Noch während der laufenden Klageverfahren (S 30 AY 37/13 und S 30 AY 51/13) suchte der Kläger die Beklagte (Sachgebiet Hilfe für Obdachlose und Flüchtlinge) auf und beantragte unter Hinweis auf seinen gegenwärtigen Aufenthalt die Vermittlung einer Wohnung in deren örtlichem Zuständigkeitsbereich. Am 30.08.2013 sprach der Kläger erneut bei der Beklagten (Sachgebiet Hilfe für Obdachlose und Flüchtlinge) vor und legte einen Beratungsschein zur Durchsetzung von Leistungen nach dem AsylbLG vor. Von dort wurde er an das für die Gewährung von Leistungen nach dem AsylbLG zuständige Sachgebiet (Wirtschaftliche Hilfe nach dem AsylbLG, N-Straße 00) verwiesen. Am 12.09.2013 erschien der Kläger wiederum bei der Beklagten (Sachgebiet Hilfe für Obdachlose und Flüchtlinge), wurde aber wegen Störung des Dienstbetriebs und eines aggressiven Verhaltens gegenüber den Mitarbeitern der Beklagten unter Einschaltung der Polizei und Erteilung eines vorläufigen Hausverbots aus den Diensträumen entfernt. Der Aufforderung des Amtes für wirtschaftliche Hilfe nach dem AsylbLG, dort am 06.12.2013 zur Klärung eines Anspruchs nach dem AsylbLG vorzusprechen, kam der Kläger nicht nach. Vielmehr suchte er am 06.12.2013 erneut das Amt "Hilfe für Obdachlose und Flüchtlinge" auf und erklärte dort ausweislich eines in den Verwaltungsakten der Beklagten befindlichen Vermerks angeblich, "kein AsylbLG" beantragen zu wollen. Nachfolgend meldete er sich nicht mehr bei der Beklagten.

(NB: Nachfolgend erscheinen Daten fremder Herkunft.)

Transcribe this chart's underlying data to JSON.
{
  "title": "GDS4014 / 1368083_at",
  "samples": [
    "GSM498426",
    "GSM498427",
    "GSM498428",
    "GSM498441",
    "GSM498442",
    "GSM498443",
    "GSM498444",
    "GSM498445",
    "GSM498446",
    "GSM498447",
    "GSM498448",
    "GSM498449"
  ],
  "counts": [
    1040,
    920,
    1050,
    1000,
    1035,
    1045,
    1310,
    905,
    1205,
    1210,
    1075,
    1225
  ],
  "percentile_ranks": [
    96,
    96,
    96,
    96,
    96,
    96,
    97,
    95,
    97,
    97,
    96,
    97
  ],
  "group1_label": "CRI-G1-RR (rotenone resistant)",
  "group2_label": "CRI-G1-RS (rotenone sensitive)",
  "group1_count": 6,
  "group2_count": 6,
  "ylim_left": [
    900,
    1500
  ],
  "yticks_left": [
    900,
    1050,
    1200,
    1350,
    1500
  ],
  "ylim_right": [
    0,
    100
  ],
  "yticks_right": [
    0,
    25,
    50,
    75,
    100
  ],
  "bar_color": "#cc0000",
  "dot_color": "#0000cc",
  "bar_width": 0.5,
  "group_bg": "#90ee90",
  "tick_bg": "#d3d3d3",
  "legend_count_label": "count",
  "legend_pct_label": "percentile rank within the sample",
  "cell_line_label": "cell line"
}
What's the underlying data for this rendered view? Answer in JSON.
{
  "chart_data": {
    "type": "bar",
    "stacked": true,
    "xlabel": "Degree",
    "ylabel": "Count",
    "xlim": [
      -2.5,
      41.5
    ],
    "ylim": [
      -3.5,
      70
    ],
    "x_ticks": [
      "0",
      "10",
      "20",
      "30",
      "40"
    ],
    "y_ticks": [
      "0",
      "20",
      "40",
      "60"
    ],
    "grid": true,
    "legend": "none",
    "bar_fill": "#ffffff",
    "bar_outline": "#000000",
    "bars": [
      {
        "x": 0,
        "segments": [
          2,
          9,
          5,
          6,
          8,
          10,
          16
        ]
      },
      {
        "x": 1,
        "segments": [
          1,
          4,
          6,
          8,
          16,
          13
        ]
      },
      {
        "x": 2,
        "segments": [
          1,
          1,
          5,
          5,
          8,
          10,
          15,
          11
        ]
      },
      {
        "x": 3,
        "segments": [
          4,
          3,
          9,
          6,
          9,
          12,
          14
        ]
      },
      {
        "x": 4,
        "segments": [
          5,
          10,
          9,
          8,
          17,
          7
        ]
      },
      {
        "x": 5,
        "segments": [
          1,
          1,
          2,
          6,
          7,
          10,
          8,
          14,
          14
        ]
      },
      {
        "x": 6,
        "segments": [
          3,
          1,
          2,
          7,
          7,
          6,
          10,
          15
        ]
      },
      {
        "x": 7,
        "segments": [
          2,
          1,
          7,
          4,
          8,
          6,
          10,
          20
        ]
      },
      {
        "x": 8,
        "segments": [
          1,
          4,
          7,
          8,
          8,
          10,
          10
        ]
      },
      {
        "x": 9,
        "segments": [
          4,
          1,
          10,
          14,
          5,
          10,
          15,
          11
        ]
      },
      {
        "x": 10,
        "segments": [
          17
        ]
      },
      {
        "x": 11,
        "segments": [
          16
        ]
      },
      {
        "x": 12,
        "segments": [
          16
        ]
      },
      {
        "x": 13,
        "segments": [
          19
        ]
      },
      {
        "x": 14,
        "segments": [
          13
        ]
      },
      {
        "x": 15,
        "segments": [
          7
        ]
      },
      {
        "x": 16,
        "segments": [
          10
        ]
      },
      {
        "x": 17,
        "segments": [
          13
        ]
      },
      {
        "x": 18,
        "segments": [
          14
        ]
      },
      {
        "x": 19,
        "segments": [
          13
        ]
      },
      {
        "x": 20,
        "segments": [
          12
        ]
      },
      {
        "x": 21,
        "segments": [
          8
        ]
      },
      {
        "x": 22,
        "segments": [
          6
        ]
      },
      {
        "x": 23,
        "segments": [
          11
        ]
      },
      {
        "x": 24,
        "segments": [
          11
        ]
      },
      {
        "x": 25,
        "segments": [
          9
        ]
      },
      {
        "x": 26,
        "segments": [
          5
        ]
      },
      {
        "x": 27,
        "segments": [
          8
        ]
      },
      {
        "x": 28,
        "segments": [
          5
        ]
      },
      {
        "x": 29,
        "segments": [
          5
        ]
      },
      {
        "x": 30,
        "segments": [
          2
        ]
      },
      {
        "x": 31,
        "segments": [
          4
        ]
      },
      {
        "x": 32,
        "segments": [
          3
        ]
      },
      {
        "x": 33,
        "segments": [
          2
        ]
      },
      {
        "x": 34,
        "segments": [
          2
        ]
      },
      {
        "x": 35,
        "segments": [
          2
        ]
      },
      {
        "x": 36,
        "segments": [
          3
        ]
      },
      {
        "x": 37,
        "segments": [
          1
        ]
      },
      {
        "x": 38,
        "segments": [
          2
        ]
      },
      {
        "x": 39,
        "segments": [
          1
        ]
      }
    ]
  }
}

Bereits am 16.09.2013 hat der Kläger bei dem VG Düsseldorf (21 K 000/13) Klage erhoben. Das VG hat den Rechtsstreit durch Beschluss vom 16.10.2013 an das sachlich und örtlich zuständige SG Düsseldorf verwiesen. Zur Begründung seiner Klage hat der Kläger vorgetragen, Mitarbeiter der Beklagten hätten es mehrfach abgelehnt, ihm einen Antrag auszuhändigen, um seine Lebensangelegenheiten zu organisieren. Er sei schließlich aufgefordert worden, das Büro zu verlassen. Zuletzt habe man ihn am 12.09.2013 unter Zuhilfenahme der Polizei des Gebäudes verwiesen. Er wolle medizinische Untersuchungen auf Anweisung des Gerichts durchführen lassen. Der Aufforderung des SG, sein Klagebegehren zu konkretisieren, ist der Kläger nicht nachgekommen.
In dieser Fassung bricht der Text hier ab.